「バブル崩壊時の日本」と同じ政策を取っている
今の中国不動産業の不振を見ていると、バブルが崩壊した30年前の日本を思い出してしまう。
不動産価格が高騰する状況に対し、1990年3月、大蔵省が金融機関に対して総量規制という行政指導を行った。その対策は、不動産向け融資の前年比伸び率を総貸出の前年比伸び率以下に抑えるという内容であった。
その結果、金融機関による「貸し渋り」「貸し剝がし」が生じ、資産デフレ、バブル崩壊へとつながっていった。

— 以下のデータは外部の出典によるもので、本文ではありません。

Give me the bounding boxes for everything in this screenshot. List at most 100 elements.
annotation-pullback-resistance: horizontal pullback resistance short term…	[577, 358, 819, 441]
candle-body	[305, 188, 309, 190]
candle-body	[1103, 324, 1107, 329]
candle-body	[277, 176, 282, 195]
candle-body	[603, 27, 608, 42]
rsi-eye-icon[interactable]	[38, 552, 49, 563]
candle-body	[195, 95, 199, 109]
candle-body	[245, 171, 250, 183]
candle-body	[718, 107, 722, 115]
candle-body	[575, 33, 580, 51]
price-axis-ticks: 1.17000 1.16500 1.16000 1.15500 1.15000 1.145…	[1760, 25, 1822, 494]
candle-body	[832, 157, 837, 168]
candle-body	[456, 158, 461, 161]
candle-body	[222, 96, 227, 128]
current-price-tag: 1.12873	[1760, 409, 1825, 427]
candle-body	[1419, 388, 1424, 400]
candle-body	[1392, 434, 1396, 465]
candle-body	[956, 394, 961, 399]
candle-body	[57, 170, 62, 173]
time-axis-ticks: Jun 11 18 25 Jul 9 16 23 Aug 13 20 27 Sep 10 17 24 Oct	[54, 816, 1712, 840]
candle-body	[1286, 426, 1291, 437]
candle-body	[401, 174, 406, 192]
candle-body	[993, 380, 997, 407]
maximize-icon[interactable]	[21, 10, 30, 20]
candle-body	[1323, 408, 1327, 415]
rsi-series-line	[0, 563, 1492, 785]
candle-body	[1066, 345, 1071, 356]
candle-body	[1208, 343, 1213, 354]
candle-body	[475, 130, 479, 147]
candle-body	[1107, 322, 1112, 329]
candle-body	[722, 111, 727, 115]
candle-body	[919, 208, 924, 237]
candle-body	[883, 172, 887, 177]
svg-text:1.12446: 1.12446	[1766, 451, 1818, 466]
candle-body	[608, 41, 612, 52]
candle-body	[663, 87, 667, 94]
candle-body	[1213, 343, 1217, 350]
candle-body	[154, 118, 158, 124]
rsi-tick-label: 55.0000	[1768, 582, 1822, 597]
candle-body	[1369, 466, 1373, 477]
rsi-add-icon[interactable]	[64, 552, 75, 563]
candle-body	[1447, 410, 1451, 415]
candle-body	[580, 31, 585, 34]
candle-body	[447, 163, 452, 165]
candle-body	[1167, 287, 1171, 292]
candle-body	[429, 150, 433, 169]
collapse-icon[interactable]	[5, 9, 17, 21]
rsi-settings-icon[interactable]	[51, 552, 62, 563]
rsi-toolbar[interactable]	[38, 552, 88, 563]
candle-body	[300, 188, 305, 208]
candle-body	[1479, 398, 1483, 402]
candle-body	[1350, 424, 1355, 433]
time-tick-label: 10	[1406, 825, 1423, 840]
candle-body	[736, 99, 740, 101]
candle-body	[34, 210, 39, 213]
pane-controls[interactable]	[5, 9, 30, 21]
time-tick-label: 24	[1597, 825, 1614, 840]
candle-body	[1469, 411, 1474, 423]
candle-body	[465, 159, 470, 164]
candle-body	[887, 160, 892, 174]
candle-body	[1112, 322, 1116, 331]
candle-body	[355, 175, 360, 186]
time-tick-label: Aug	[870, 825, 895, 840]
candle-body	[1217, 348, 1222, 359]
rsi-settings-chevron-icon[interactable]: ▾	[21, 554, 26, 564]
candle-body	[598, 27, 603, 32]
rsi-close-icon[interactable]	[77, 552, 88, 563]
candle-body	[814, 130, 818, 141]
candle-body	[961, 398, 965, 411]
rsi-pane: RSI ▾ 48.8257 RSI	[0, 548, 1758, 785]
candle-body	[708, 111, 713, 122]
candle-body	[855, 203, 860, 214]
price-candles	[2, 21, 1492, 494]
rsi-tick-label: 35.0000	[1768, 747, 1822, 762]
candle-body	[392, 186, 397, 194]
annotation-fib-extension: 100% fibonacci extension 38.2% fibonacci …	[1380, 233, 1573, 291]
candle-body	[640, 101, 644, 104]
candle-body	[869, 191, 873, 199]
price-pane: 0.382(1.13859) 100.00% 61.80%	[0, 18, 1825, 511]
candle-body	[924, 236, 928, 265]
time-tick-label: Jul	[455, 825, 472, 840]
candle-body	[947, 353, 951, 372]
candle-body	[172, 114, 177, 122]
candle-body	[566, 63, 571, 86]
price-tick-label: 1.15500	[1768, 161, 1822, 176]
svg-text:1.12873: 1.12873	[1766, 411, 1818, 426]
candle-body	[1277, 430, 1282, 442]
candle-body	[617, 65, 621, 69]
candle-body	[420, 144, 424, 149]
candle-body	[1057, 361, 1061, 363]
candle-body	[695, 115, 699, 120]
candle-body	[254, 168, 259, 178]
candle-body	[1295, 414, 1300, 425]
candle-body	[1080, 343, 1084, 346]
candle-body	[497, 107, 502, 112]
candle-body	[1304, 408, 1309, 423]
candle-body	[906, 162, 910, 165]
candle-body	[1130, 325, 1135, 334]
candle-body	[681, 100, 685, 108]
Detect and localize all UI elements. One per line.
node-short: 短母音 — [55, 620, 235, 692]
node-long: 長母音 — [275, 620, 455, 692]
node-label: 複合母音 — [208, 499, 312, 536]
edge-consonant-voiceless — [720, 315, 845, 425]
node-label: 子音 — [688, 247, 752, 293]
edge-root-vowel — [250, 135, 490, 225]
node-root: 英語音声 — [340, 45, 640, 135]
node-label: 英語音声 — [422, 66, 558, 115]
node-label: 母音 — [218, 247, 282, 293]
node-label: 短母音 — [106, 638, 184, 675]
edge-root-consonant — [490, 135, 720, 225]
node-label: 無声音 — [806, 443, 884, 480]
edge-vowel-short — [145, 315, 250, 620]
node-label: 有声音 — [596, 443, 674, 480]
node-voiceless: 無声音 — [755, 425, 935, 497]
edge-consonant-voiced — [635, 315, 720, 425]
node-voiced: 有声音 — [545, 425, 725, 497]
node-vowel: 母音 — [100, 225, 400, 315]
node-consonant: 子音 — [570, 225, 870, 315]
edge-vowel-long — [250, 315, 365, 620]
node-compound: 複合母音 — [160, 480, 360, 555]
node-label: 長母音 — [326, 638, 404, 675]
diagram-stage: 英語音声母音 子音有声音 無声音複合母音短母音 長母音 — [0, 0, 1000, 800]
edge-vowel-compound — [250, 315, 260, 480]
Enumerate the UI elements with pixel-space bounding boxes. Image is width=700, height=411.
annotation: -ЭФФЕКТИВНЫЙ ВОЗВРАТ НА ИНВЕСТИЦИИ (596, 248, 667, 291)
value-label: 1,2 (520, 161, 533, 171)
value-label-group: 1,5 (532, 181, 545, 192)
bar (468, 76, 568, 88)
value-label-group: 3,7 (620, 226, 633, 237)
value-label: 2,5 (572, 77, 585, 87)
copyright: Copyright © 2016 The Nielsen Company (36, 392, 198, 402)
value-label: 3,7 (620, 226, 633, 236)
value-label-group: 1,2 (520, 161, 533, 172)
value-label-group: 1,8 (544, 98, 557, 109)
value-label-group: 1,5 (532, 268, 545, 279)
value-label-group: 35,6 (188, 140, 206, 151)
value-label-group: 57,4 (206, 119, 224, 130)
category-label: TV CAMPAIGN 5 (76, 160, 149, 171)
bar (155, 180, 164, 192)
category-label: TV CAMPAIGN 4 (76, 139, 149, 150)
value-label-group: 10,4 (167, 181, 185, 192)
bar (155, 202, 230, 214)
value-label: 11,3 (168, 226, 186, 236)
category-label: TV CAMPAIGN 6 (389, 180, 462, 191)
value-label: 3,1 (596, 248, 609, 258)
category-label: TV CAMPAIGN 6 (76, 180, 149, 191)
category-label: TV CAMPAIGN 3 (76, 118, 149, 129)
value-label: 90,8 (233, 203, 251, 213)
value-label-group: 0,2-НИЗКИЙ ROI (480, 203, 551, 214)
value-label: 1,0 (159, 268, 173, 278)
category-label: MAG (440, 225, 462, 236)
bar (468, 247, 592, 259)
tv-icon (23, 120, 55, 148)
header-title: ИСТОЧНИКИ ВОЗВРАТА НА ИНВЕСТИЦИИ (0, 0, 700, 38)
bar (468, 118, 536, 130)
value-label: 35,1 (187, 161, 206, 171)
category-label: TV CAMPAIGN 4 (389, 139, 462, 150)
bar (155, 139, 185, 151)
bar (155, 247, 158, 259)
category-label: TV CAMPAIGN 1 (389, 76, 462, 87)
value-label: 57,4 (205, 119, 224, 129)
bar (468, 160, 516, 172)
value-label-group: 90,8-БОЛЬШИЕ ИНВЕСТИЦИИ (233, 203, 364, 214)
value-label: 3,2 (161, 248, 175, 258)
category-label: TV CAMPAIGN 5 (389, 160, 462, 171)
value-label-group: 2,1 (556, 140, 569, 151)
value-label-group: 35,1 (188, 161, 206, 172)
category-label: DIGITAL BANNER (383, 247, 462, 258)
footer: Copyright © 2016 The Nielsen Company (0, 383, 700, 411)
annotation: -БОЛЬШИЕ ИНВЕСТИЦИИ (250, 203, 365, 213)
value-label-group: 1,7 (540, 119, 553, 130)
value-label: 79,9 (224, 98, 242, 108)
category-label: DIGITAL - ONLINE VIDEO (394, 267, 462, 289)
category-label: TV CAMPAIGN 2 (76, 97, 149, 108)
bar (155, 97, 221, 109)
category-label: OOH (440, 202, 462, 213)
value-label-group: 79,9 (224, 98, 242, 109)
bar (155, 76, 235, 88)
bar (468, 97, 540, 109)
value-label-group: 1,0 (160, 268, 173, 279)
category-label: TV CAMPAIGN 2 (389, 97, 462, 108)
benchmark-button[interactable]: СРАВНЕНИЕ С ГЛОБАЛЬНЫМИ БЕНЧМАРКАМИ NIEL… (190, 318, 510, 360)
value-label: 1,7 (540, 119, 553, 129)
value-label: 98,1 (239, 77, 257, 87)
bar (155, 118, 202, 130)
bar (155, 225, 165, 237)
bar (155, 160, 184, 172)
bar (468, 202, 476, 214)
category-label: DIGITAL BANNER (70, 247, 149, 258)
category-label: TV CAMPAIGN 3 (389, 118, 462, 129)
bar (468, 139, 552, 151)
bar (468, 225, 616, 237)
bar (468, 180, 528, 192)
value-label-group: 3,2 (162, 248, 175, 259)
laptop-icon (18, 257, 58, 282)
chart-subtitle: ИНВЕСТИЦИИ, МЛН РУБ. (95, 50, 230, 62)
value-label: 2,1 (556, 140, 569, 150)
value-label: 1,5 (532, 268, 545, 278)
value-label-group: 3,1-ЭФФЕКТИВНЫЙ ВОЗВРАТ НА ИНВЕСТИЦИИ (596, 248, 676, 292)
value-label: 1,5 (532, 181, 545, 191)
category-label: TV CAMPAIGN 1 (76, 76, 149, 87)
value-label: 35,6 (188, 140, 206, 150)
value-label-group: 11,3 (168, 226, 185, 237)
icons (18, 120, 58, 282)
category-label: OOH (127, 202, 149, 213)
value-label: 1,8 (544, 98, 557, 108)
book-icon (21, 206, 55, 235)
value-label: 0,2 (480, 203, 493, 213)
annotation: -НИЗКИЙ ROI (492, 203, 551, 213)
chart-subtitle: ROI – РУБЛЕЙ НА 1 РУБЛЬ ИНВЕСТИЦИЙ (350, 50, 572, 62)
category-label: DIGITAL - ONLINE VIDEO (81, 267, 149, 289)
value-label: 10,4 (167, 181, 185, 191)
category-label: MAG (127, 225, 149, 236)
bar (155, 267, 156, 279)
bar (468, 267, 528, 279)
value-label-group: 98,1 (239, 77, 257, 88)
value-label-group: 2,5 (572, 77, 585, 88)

習近平政権は、30年前の日本と同じような政策を採用し、不動産会社の借り入れ規制を実行に移している。
習近平が設けた「3つのレッドライン」と「総量規制」
まず2020年夏には、「3つのレッドライン」を設置した。
具体的に、(1)総資産に対する負債の比率が70%以下、(2)自己資産に対する負債比率が100%以下、(3)短期負債を上回る現金を保有していること、という3つの規制を設けている。
次に、2021年1月には、銀行の住宅ローンや不動産企業への融資に「総量規制」を課した。
借金でマンションを作り続けるという不動産業界のこれまでのビジネスモデルが立ち行かなくなり、資金不足のために途中で建設工事を中断する事例が続出している。その結果、代金を払ったにもかかわらず、新築マンションを入手できなくなった多くの国民の不満が爆発している。
中国社会では、富める者とそうでない者との間の格差が拡大している。それは、万人が平等であるという共産主義社会が理想とするものではないため、この問題に対応するために、習近平は「共同富裕」をスローガンにした政策を展開している。
不動産業界への規制強化もそのためである。